A Dairon no le gustaba perder tiempo. Organizó una escuadra de negros y nombró comandante a Rubén. A los dos días plantearon que les dieran pistolas y entrenamiento, porque “necesitamos con qué pelear en caso de algo, ¿si o no?”. Dairon no tenía reparos del grupo. Los negros se adaptaron rápido a la vida en el monte. Por la mañana se atrincheraban con los guerrilleros a la espera del enemigo, y durante el día se vinculaban a las labores del campamento. Cuando los guerrilleros salían a explorar o buscar al enemigo, ellos quedaban custodiando el campamento.
Un día, una escuadra de guerrilleros salió a buscar el ejército y chocó con ellos. Hubo una corta pelea, después de la cual dos guerrilleros resultaron desaparecidos. ¡Cómo fue la tristeza de los negros al enterarse de los camaradas perdidos! La viejita Nei no se dejó amedrantar, sacó una vela de su mochila y la prendió para que “los muchachos vuelvan a casa”, decía.
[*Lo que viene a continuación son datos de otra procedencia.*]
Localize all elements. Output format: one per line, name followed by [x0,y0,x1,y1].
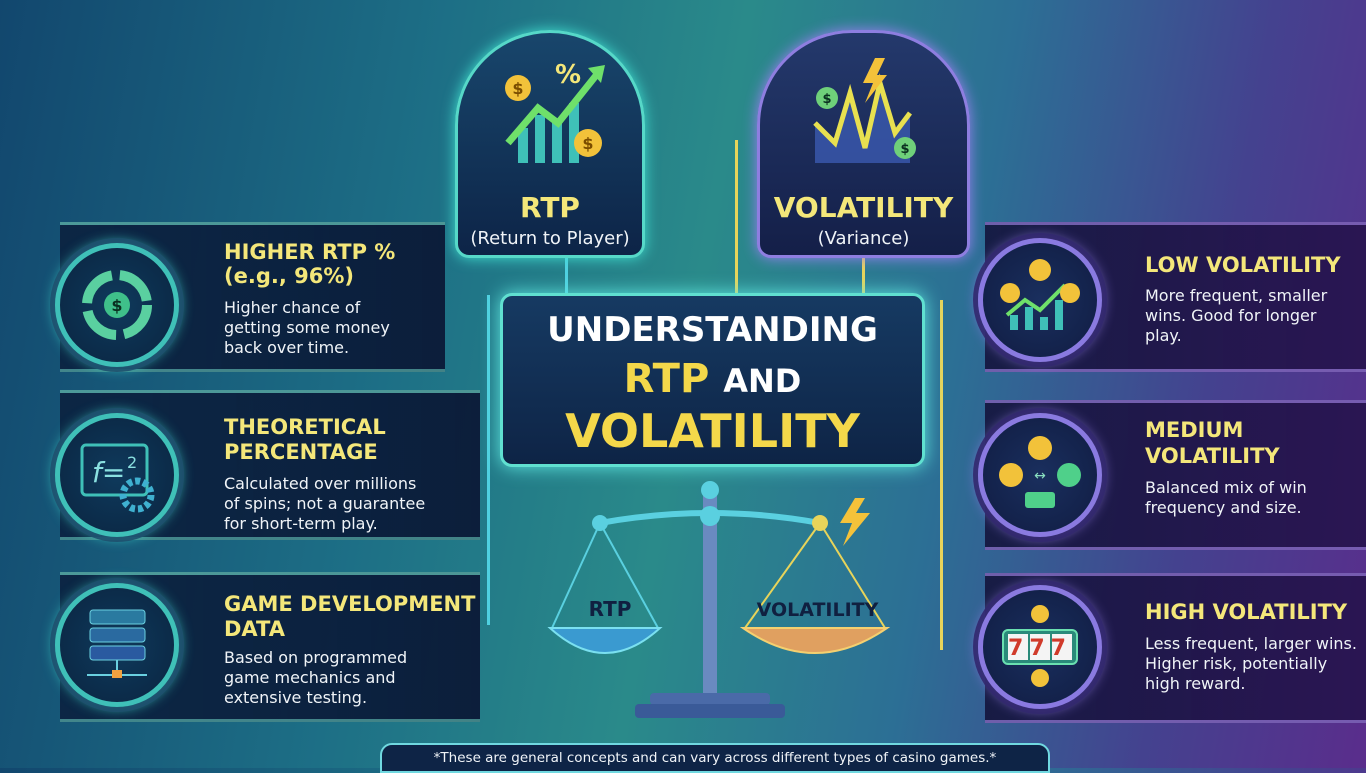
svg-text:$: $ [900,142,909,157]
body-line: Less frequent, larger wins. [1145,634,1357,653]
formula-gear-icon: f= 2 [55,413,179,537]
slot-machine-777-icon: 777 [978,585,1102,709]
body-line: Based on programmed [224,648,408,667]
rtp-card-title: RTP [520,191,580,224]
title-and: AND [723,362,802,400]
volatility-card-title: VOLATILITY [773,191,954,224]
svg-text:↔: ↔ [1034,468,1046,484]
right-item-title: MEDIUM [1145,418,1244,442]
scale-left-label: RTP [588,597,632,621]
left-item-title: HIGHER RTP % [224,240,396,264]
svg-text:$: $ [512,79,523,98]
volatility-card: $ $ VOLATILITY (Variance) [757,30,970,258]
connector [862,258,865,294]
coins-balance-icon: ↔ [978,413,1102,537]
balance-scale-icon [547,481,891,718]
right-item-body: Balanced mix of win frequency and size. [1145,478,1307,518]
body-line: high reward. [1145,674,1246,693]
body-line: for short-term play. [224,514,378,533]
svg-text:%: % [555,60,581,90]
right-item-body: More frequent, smaller wins. Good for lon… [1145,286,1327,346]
footer-disclaimer: *These are general concepts and can vary… [380,743,1050,773]
svg-text:$: $ [111,296,122,315]
left-item-title2: (e.g., 96%) [224,264,354,288]
svg-text:$: $ [582,134,593,153]
left-item-title2: PERCENTAGE [224,440,378,464]
volatile-chart-lightning-icon: $ $ [813,58,916,163]
left-item-title: THEORETICAL [224,415,386,439]
body-line: Higher chance of [224,298,361,317]
rising-chart-coins-icon: $ $ % [505,60,605,163]
body-line: extensive testing. [224,688,368,707]
title-line1: UNDERSTANDING [547,310,878,350]
left-item-body: Calculated over millions of spins; not a … [224,474,425,534]
reel-digits: 777 [1008,636,1072,661]
rtp-card: $ $ % RTP (Return to Player) [455,30,645,258]
title-rtp: RTP [623,356,710,402]
body-line: Balanced mix of win [1145,478,1307,497]
right-item-body: Less frequent, larger wins. Higher risk, … [1145,634,1357,694]
right-item-title: LOW VOLATILITY [1145,253,1341,277]
server-icon [55,583,179,707]
body-line: of spins; not a guarantee [224,494,426,513]
rtp-card-subtitle: (Return to Player) [470,228,630,249]
body-line: More frequent, smaller [1145,286,1328,305]
right-item-title2: VOLATILITY [1145,444,1280,468]
body-line: frequency and size. [1145,498,1302,517]
body-line: Calculated over millions [224,474,417,493]
center-title-box: UNDERSTANDING RTP AND VOLATILITY [500,293,925,467]
body-line: wins. Good for longer [1145,306,1317,325]
svg-text:f=: f= [92,456,125,489]
connector [565,258,568,294]
volatility-card-subtitle: (Variance) [817,228,910,249]
left-item-body: Based on programmed game mechanics and ext… [224,648,407,708]
left-item-body: Higher chance of getting some money back o… [224,298,390,358]
cycle-dollar-icon: $ [55,243,179,367]
body-line: game mechanics and [224,668,396,687]
coins-bar-chart-icon [978,238,1102,362]
left-item-title: GAME DEVELOPMENT [224,592,476,616]
body-line: play. [1145,326,1182,345]
svg-text:$: $ [822,92,831,107]
body-line: back over time. [224,338,350,357]
svg-text:2: 2 [127,453,137,472]
right-item-title: HIGH VOLATILITY [1145,600,1348,624]
title-line3: VOLATILITY [565,404,860,458]
left-item-title2: DATA [224,617,286,641]
connector [735,140,738,295]
title-line2: RTP AND [503,356,922,402]
connector [940,300,943,650]
body-line: getting some money [224,318,390,337]
body-line: Higher risk, potentially [1145,654,1328,673]
connector [487,295,490,625]
scale-right-label: VOLATILITY [756,599,879,621]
Un día después los camaradas aparecieron, se habían extraviado en la manigua después de la pelea. La cara de Nei brillaba y decía: “una velita hace milagros a veces”.
Los refugiados permanecieron dos meses en la selva hasta que llegó la orden de llevarlos a través de los montes hasta otra área en donde pudieran estar sin que corrieran peligro. Llegó el día de la despedida. Los negros empacaron sus maletas y con una inmensa tristeza en los ojos se despidieron del comandante Dairon y sus tropas. Sabían que la camaradería que habían conocido durante los dos meses los uniría para siempre.